Recensione – American Gods 1×03: “Head Full of Snow”

Pubblicato il 18 Maggio 2017 alle 15:00

“Oggi rapineremo una banca!”

Nel terzo episodio della serie tratta dal romanzo di Neil Gaiman, Shadow Moon inizia a credere nell’esistenza di un mondo che va al di là della sua logica; un mondo di illusioni, sogni e fantasie.

Un mondo nel quale il suo datore di lavoro, Mr. Wednesday, è sicuramente un pezzo grosso. Ma chi è Wednesday? E soprattutto, qual è il suo vero obiettivo?

Come sempre, anche questo episodio si apre con una digressione: il capitolo Da Qualche Parte in America ha rappresentato l’ingresso in scena di Anubi, dio dell’oltretomba appartenente alla mitologia egizia. Anubi era il dio dei cimiteri e protettore del regno dei morti, ed era colui che guidava le anime dei defunti dal regno dei vivi a quello dei morti.

In questo senso ho trovato particolarmente azzeccata e di buon gusto la scena trascendente sulla scala antincendio, e il modo in cui il dio canide è comparso nella sala da pranzo della vecchia signora musulmana non ha potuto non ricordarmi le apparizioni della dolcissima e simpatica Morte, uno dei personaggi migliori della serie capolavoro di Gaiman, Sandman. Molto ben riuscita anche la scena immediatamente successiva, quella della psicostasia: è la conferma che gli autori non considerano questi intermezzi come meri riempitivi, ma che anzi abbiano riposto la maggior cura possibile nella loro realizzazione per raccontarci in modo efficace e conciso le tante storie delle varie divinità dei pantheon più disparati.
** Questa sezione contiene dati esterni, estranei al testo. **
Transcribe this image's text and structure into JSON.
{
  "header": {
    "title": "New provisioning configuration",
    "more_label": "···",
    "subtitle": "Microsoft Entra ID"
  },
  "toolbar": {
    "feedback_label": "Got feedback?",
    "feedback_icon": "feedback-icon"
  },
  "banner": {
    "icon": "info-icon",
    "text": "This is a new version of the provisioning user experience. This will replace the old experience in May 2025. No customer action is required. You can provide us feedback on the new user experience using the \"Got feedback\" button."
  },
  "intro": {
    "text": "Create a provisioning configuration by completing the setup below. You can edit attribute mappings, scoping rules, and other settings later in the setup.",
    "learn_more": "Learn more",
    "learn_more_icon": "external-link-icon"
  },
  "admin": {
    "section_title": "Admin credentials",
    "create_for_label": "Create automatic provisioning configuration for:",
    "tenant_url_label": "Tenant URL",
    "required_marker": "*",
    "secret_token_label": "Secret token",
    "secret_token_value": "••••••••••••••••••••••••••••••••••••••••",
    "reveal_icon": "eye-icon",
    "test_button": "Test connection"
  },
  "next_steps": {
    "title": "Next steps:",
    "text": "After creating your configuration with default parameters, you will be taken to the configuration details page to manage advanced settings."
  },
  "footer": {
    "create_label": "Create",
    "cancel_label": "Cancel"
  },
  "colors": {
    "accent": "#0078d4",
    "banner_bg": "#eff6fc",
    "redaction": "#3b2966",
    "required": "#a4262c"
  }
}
In questo episodio sono state messe in scena due delle mie scene favorite del libro di Gaiman: quella sul tetto con Zorya Polunochnaya, la Stella di Mezzanotte, e quella della “rapina” in banca organizzata da Wednesday.
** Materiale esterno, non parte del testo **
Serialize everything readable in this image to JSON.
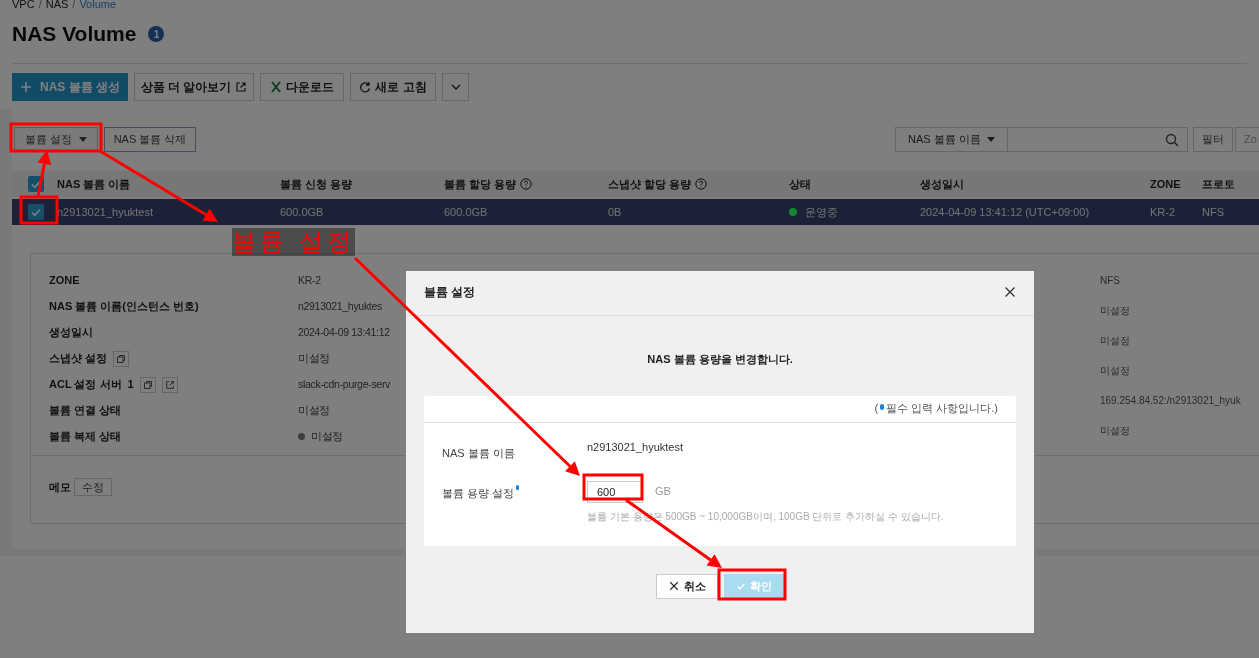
{
  "breadcrumb": {
    "items": [
      "VPC",
      "NAS",
      "Volume"
    ],
    "separator": "/"
  },
  "page": {
    "title": "NAS Volume",
    "count": "1"
  },
  "actions": [
    {
      "kind": "primary",
      "label": "NAS 볼륨 생성"
    },
    {
      "kind": "external",
      "label": "상품 더 알아보기"
    },
    {
      "kind": "excel",
      "label": "다운로드"
    },
    {
      "kind": "refresh",
      "label": "새로 고침"
    },
    {
      "kind": "more"
    }
  ],
  "toolbar": {
    "volume_menu": "볼륨 설정",
    "delete": "NAS 볼륨 삭제",
    "search_by": "NAS 볼륨 이름",
    "filter": "필터",
    "zone": "Zo"
  },
  "table": {
    "all_checked": true,
    "columns": [
      {
        "label": "NAS 볼륨 이름",
        "help": false
      },
      {
        "label": "볼륨 신청 용량",
        "help": false
      },
      {
        "label": "볼륨 할당 용량",
        "help": true
      },
      {
        "label": "스냅샷 할당 용량",
        "help": true
      },
      {
        "label": "상태",
        "help": false
      },
      {
        "label": "생성일시",
        "help": false
      },
      {
        "label": "ZONE",
        "help": false
      },
      {
        "label": "프로토",
        "help": false
      }
    ],
    "rows": [
      {
        "checked": true,
        "selected": true,
        "name": "n2913021_hyuktest",
        "requested": "600.0GB",
        "allocated": "600.0GB",
        "snapshot": "0B",
        "status": {
          "label": "운영중",
          "color": "#12882e"
        },
        "created": "2024-04-09 13:41:12 (UTC+09:00)",
        "zone": "KR-2",
        "protocol": "NFS"
      }
    ]
  },
  "details": {
    "left": [
      {
        "label": "ZONE",
        "value": "KR-2"
      },
      {
        "label": "NAS 볼륨 이름(인스턴스 번호)",
        "value": "n2913021_hyuktes"
      },
      {
        "label": "생성일시",
        "value": "2024-04-09 13:41:12"
      },
      {
        "label": "스냅샷 설정",
        "value": "미설정",
        "icons": [
          {
            "kind": "copy"
          }
        ]
      },
      {
        "label": "ACL 설정 서버",
        "count": "1",
        "value": "slack-cdn-purge-serv",
        "icons": [
          {
            "kind": "copy"
          },
          {
            "kind": "external"
          }
        ]
      },
      {
        "label": "볼륨 연결 상태",
        "value": "미설정"
      },
      {
        "label": "볼륨 복제 상태",
        "value": "미설정",
        "color": "#3f3f3f"
      }
    ],
    "right": [
      "NFS",
      "미설정",
      "미설정",
      "미설정",
      "169.254.84.52:/n2913021_hyuk",
      "미설정"
    ],
    "memo": {
      "label": "메모",
      "button": "수정"
    }
  },
  "modal": {
    "title": "볼륨 설정",
    "message": "NAS 볼륨 용량을 변경합니다.",
    "note_open": "(",
    "note": "필수 입력 사항입니다.)",
    "fields": [
      {
        "kind": "text",
        "label": "NAS 볼륨 이름",
        "required": false,
        "value": "n2913021_hyuktest"
      },
      {
        "kind": "input",
        "label": "볼륨 용량 설정",
        "required": true,
        "value": "600",
        "unit": "GB",
        "help": "볼륨 기본 용량은 500GB ~ 10,000GB이며, 100GB 단위로 추가하실 수 있습니다."
      }
    ],
    "buttons": [
      {
        "kind": "cancel",
        "label": "취소",
        "disabled": false
      },
      {
        "kind": "confirm",
        "label": "확인",
        "disabled": true
      }
    ]
  },
  "annotation": {
    "caption": "볼륨 설정"
  }
}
Le due scene sono narrativamente molto connesse fra loro: la prima, infatti, è servita come forza motrice per spingere Shadow verso quel tipo di cammino filosofico/spirituale che lo porterà a “credere” (inoltre è stata resa visivamente in modo impeccabile, nonostante la difficoltà di ricreare il trucchetto di “prendere la luna dal cielo”) mentre la seconda rappresenta il primo passo lungo quel cammino (inizia a fidarsi di questo strambo vecchietto dalla lingua lunga che sembra avere “un piano” per ogni cosa).
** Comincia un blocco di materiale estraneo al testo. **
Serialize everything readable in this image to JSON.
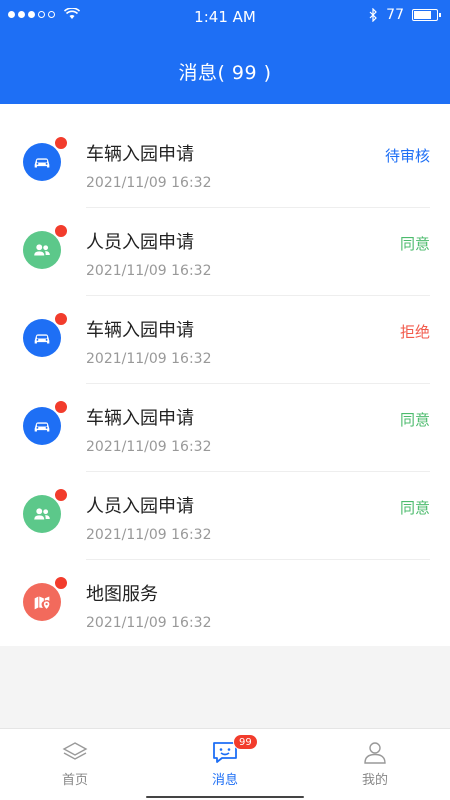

Il secondo intermezzo è dedicato tanto all’immigrazione quanto alla discriminazione omosessuale, e presenta una delle scene di sesso gay più esplicite mai mostrate in televisione: mentre Bilquis assorbe i suoi amanti traendone forza vitale, il Jinn (che lavora come tassista e non realizza desideri, come a dire che i musulmani negli Stati Uniti avranno sempre la strada sbarrata, al di là dei talenti di cui dispongono) entra (penetra) nei corpi dei suoi amanti, trasferendo in essi la propria coscienza.

Finora questo show sta facendo poche cose, ma quelle poche le sta facendo in maniera perfetta: in primo luogo, sta lentamente creando un mondo che è tanto immenso quanto visivamente appagante; in secondo luogo, ci sta fornendo tantissime sequenze forti, esplicite, tutte contestualizzate e pregne di significato, e per questo tutte volte all’interpretazione.

Come i sogni, o la memoria.

“La cosa migliore della memoria è che gira tutto intorno a ciò che ci dimentichiamo”, dice Shadow a Wednesday nel dialogo più bello della puntata. E Mr. W gli risponde: “Ci ricordiamo quello che è importante per noi”.

Ebbene, questa serie la ricorderemo per molto tempo.